Setiap sekolah wajib
menyediakan tujuh mata pelajaran pilihan. Namun, peserta didik bisa saja merasa
kewalahan dengan banyaknya pilihan di usia yang relatif muda, mereka mungkin
belum memiliki pemahaman yang jelas tentang minat dan bakat mereka. Alih-alih
merasa bebas, mereka bisa merasa tersesat dalam lautan pilihan yang tak
terbatas. Di Singapura negara yang juga tidak menerapkan penjurusan di SMA agar
peserta didiknya tidak galau dan salah dalam menentukan mata pelajaran yang
diminati, sekolah berinisiatif menyiapkan Konsultan Akademik yang memberikan
saran dan masukan apa dan bagaimana mata pelajaran yang cocok untuk peserta
didik. Hal ini penting, dengan adanya konsultan akademik, peserta didik tentu
saja lebih mantap memilih mata pelajaran yang mereka minati.
Bagaimana di Indonesia,
apakah sekolah-sekolah yang menerapkan Kurikulum Merdeka juga menyediakan
konsultan akademik di sekolah? Jika tidak, apakah ada jaminan setiap peserta
didik telah memilih dengan tepat mata pelajaran yang cocok untuk mereka, bukan
sekadar ikut-ikutan atau bahkan dalam kondisi bimbang karena berbagai faktor?
Untuk mengatasi hal
ini, Kemdikbud telah mengeluarkan buku “Panduan Pemilihan Mata Pelajaran
Pilihan” yang mensyaratkan keterlibatan guru bimbingan konseling yang akan
bertugas membimbing peserta didik dalam memilih mata pelajaran yang diminati
bahkan mewawancarai peserta didik dan orang tua tentang pilihan anaknya dan
karirnya kelak. Kedengarannya cukup sederhana hanya melibatkan guru BK. Namun
sekali lagi masalah klasik muncul, di mana tidak semua SMA –SMA di Indonesia
memiliki guru BK. Hingga tahun 2023, Indonesia kekurangan 242 ribu guru Bimbingan
Konseling. Hal ini sedikit banyak akan mengganggu proses pemilihan mata
pelajaran yang diminati siswa jika guru BK tidak ada di sekolah.
Masalah lain yang perlu
untuk dicarikan solusi oleh Kemdikbud Ristek selaku pembuat kebijakan, jika terjadi
hal-hal diluar prediksi, berkaitan dengan jumlah siswa yang akan memilih mata
pelajaran jika terlalu banyak atau bahkan terlalu sedikit pada mata pelajaran
tertentu.
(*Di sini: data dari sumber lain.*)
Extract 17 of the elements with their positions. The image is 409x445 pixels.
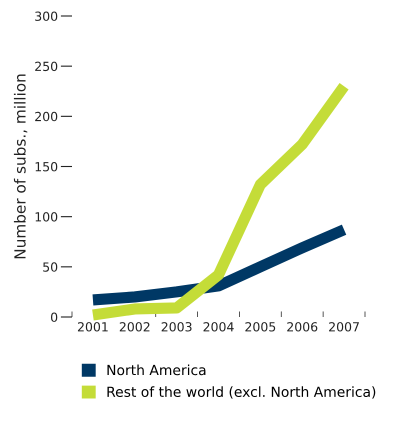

Misalnya saja, dalam satu sekolah, ada satu mata pelajaran peminatan,
pesertanya sangat banyak namun pada mata pelajaran lain sepi peminat. Bagaimana
seandainya tenaga guru terbatas pada mata pelajaran yang peminat membludak? Apa
disiapkan lagi penambahan guru dan kelas? Dan bagaimana pula pada mata
pelajaran yang sepi peminat? Apa yang harus dilakukan oleh guru yang
bersangkutan? Apakah bisa dibenarkan kemudian jika ada pihak sekolah yang
misalnya memaksa peserta didik untuk memilih mata pelajaran yang sepi peminat
supaya ada keseimbangan?
Belum lagi jika menoleh
kepada masalah infrastruktur atau fasilitas sekolah. Data tahun 2022, ada
21.983 sekolah yang rusak dari SD hingga SMA. Apakah semua sekolah sudah
selesai direhab dan layak digunakan untuk belajar? Jika sekolah-sekolah
tersebut sudah diperbaiki, bagaimana kemudian infrastruktur pendukung
penghapusan jurusan di SMA? Apakah semua sekolah sudah memiliki laboratorium
bahasa dan IPA sebagai pendukung? Masalah kemudian semakin kompleks jika
melihat list pilihan mata pelajaran bahasa.
List mata pelajaran
Bahasa yang disiapkan terlihat keren. Ada Bahasa Inggris, Bahasa Arab, Bahasa
Mandarin, Bahasa Jerman, Bahasa Korea dan Prancis. Satu hal yang paling penting
dengan mata pilihan bahasa-bahasa asing tersebut adalah lagi-lagi ketersediaan
tenaga pengajar. Karena sampai saat ini pun kampus sebagai penghasil guru-guru
bahasa asing masih sangat sedikit yang memiliki jurusan bahasa-bahasa tersebut.
Bisa dilihat pada
kampus-kampus di Indonesia, kampus mana saja yang sudah menyediakan jurusan
bahasa Korea atau Bahasa Prancis? Jika sangat sedikit, lalu dari mana kira-kira
guru-guru bisa diambil untuk mengajarkan bahasa Korea dan Prancis di
sekolah-sekolah? Untuk Jakarta, Jawa dan sekitarnya mungkin bukan masalah
mencari guru-guru bahasa asing kategori langka tersebut. Bagaimana kondisi
mayoritas sekolah luar Jawa? Untuk menyediakan guru Bahasa Jerman saja di
banyak sekolah waktu masih ada penjurusan di sekolah-sekolah di sana sangat
susah mengadakannya.
Terlebih jumlah
mahasiswa pada jurusan-jurusan bahasa yang ada dalam list mata pelajaran
pilihan juga tidak banyak sehingga output yang dikeluarkan oleh perguruan
tinggi juga sedikit dengan demikian, tenaga pengajar yang tersedia juga langka.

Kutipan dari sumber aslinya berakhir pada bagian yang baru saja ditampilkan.